As big as those home wins were, McLean says the Azzurri’s first “Tri-Nations” scalp would be more meritorious.
“It would probably be the biggest victory in Italian history,” he said.
“To take the scalp of the fourth-best team in the world, and the Wallabies – who have won the World Cup twice – everyone knows the importance and how difficult it will be to come away with the win.”
Under Frenchman Jaques Brunel, Italy have closed the gap against the top nations and Wallabies veteran Adam Ashley-Cooper believes the powerful Azzurri pack will be licking their lips.
Italy almost stole a win against Australia last year before falling 22-19, and finishing off rivals is now their big focus post-Six Nations.

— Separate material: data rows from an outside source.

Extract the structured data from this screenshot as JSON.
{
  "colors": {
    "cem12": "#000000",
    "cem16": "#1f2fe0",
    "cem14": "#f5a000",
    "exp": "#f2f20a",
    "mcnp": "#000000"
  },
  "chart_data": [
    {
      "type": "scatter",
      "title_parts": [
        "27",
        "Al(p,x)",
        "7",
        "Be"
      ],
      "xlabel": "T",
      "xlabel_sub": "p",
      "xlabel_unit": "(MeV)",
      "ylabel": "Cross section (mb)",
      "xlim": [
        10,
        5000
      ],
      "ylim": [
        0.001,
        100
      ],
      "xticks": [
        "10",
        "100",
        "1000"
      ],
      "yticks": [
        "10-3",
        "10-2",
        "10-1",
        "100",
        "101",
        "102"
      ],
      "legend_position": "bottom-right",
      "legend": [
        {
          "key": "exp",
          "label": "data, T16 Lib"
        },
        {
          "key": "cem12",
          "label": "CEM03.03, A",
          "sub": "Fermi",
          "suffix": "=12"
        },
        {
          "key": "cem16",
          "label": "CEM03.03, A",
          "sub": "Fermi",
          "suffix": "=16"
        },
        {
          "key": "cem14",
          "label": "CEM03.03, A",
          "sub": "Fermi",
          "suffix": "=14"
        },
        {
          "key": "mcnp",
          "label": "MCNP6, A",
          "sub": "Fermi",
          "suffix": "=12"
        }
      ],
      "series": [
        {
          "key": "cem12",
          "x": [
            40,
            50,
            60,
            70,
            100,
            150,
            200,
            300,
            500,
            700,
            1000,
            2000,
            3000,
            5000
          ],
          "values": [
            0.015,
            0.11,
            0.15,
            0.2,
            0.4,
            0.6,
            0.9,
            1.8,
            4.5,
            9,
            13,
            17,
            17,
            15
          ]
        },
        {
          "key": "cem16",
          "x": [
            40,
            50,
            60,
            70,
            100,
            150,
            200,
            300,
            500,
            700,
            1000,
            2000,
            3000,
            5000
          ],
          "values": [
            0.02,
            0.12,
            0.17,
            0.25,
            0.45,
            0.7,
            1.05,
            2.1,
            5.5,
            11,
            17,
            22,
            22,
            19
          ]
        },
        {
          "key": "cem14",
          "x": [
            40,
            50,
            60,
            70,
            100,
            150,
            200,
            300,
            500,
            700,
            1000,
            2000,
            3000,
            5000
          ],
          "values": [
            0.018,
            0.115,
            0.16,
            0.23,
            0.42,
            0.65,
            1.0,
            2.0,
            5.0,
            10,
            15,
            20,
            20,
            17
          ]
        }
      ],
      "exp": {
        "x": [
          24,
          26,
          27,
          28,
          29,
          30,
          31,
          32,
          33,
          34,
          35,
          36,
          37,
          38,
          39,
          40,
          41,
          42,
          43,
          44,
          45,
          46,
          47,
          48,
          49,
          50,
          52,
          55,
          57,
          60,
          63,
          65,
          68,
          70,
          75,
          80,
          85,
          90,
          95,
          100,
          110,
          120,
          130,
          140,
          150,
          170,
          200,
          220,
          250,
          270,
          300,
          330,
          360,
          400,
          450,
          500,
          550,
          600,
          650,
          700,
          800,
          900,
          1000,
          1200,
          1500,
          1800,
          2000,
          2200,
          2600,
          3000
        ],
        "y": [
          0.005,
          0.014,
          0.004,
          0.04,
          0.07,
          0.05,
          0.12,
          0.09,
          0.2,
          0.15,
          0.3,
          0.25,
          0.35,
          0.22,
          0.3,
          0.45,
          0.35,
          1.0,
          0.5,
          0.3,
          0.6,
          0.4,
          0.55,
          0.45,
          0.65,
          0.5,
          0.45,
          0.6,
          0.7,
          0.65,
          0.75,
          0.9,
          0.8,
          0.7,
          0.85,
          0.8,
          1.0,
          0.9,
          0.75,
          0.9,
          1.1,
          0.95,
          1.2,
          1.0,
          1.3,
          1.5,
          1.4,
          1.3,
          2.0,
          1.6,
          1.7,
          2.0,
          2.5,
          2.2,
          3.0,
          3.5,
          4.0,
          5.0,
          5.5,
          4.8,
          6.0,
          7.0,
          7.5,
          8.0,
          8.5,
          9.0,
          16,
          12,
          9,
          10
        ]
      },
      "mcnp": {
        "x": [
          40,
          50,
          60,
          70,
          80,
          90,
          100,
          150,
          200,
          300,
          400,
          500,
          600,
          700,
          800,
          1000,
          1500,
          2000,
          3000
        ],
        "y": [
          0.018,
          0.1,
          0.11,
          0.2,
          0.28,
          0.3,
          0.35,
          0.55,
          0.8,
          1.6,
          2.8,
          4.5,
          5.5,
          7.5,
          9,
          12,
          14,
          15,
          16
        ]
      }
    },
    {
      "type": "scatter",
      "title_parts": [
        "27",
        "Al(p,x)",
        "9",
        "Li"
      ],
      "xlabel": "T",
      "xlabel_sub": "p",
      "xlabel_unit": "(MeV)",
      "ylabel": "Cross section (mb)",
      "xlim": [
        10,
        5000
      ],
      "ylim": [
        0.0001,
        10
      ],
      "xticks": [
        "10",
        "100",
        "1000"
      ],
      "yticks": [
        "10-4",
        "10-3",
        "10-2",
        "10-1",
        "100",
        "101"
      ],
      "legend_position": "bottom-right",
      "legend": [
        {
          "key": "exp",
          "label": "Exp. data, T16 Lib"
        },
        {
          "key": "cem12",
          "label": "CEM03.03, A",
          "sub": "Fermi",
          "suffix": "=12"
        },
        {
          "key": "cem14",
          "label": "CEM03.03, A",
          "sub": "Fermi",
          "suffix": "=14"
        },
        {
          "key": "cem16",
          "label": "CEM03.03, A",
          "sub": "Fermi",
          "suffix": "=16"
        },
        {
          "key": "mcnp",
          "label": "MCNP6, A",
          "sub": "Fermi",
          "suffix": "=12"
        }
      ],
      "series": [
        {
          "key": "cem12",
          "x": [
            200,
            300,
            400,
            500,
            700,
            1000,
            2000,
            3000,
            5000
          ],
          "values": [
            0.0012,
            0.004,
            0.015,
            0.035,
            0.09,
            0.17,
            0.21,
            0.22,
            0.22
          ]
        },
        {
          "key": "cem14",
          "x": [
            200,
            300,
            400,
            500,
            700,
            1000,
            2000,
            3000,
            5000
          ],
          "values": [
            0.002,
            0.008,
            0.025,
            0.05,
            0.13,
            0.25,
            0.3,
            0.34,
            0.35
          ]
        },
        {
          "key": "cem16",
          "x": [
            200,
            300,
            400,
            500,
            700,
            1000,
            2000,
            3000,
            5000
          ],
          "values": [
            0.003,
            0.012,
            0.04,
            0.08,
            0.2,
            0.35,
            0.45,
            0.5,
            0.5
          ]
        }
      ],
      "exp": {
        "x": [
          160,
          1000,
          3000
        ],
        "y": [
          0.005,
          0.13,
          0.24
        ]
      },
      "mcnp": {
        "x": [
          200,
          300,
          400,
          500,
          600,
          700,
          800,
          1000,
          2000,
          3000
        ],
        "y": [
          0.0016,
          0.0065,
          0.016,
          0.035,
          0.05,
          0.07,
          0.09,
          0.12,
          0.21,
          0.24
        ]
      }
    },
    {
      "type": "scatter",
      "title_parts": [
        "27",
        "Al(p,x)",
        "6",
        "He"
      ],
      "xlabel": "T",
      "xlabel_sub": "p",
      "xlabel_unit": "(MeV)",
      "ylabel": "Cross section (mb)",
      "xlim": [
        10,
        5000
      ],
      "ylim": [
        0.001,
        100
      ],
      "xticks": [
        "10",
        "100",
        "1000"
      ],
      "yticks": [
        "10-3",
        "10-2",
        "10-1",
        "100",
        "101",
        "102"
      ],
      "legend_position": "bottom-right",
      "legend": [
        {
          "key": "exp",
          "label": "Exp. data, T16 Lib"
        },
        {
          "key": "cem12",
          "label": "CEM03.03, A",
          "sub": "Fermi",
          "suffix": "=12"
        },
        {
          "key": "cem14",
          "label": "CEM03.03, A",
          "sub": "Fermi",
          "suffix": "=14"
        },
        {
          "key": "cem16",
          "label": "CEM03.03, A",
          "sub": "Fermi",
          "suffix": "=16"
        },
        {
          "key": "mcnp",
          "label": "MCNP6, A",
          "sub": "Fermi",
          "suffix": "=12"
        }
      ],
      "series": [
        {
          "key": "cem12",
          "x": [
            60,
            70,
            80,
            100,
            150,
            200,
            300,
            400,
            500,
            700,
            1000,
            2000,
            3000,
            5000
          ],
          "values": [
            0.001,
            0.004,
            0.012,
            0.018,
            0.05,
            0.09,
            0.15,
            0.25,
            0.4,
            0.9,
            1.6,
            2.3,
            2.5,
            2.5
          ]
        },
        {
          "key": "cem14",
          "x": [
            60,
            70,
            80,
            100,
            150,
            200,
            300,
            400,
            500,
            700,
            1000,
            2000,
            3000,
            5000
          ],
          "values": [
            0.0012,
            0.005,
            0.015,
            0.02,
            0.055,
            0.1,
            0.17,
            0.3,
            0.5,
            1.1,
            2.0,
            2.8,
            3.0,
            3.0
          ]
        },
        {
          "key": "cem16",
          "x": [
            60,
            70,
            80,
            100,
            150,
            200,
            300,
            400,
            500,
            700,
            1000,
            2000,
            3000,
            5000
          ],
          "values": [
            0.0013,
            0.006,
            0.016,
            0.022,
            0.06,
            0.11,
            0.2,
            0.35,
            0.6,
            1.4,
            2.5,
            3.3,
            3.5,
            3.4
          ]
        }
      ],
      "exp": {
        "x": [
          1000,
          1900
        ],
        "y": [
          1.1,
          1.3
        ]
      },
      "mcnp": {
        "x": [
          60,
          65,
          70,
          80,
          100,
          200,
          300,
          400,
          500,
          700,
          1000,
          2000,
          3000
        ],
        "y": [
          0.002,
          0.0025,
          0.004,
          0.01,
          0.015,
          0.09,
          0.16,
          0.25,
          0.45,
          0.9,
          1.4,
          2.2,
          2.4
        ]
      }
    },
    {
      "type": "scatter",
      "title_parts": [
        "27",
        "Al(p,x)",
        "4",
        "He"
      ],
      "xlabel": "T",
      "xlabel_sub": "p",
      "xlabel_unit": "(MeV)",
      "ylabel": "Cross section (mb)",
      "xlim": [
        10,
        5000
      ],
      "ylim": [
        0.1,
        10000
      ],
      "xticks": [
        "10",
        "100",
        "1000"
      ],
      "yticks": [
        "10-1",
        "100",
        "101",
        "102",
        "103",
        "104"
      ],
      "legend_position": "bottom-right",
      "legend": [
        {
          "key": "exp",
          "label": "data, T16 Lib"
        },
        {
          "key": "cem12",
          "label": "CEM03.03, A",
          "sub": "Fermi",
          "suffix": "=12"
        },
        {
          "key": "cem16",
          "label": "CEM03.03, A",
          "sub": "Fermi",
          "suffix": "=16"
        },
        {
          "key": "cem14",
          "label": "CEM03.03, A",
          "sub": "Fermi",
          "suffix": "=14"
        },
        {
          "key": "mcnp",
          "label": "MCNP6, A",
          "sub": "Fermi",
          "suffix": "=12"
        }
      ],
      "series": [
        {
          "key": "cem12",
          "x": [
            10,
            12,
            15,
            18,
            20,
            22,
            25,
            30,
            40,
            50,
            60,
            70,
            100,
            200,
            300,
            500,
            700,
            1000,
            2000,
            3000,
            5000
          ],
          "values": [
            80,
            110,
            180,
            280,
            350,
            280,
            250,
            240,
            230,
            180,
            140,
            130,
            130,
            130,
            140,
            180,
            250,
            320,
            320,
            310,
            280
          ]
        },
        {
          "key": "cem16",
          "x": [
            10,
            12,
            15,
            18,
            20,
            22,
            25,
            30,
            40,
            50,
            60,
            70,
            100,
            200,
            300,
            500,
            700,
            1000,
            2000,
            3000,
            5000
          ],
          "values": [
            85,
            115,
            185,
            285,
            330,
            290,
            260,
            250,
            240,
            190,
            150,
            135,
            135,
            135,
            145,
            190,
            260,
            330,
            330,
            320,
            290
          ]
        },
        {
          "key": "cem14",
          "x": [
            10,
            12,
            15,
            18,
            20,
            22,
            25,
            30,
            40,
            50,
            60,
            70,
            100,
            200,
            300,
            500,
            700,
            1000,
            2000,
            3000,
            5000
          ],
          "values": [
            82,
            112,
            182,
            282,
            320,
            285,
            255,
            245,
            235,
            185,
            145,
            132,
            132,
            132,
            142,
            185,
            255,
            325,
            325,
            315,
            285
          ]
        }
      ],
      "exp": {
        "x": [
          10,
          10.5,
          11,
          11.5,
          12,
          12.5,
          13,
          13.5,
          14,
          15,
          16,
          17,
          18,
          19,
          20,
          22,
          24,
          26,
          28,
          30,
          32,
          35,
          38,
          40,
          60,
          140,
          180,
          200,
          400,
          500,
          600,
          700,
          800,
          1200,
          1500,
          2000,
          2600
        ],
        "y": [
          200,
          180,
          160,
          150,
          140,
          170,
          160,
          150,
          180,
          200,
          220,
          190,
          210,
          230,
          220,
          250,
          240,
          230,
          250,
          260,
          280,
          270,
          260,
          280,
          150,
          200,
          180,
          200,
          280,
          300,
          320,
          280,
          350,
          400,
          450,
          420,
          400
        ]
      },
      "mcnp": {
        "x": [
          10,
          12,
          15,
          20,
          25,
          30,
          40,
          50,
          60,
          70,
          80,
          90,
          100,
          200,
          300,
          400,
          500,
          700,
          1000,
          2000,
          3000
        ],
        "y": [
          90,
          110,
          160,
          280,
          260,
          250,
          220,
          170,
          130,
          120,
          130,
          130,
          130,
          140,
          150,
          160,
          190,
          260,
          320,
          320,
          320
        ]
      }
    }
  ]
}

“We obviously have to prove to ourselves, and the Italian public as well, that we are on the right track,” the lanky back said.
“The best way to do it is win those close games.”
But McLean doesn’t view Australia as a wounded beast ready to be picked off easily by smaller animals.
“You have to put it into perspective, (New Zealand and South Africa) are playing top-notch rugby and Australia has definitely improved since the season has gone on,” he said.
“They are a quality team and we have to be on our game because if you give their backs a bit of room they can run riot and we saw that in Argentina (54-16).”
Townsville-born McLean, who qualifies to play for the Azzurri through an Italian grandmother, hasn’t looked back since leaving Perth in late 2007.
He found it strange to hear the Australian national anthem the first time he played the Wallabies, but now he’s unfazed.
“Once you get out on the field it’s 15 vs 15 and you see them as the opposition and you want blood,” he said.
“After being in Italy for so long now (I’m more Italian), even my girlfriend keeps telling me I’m losing my English.”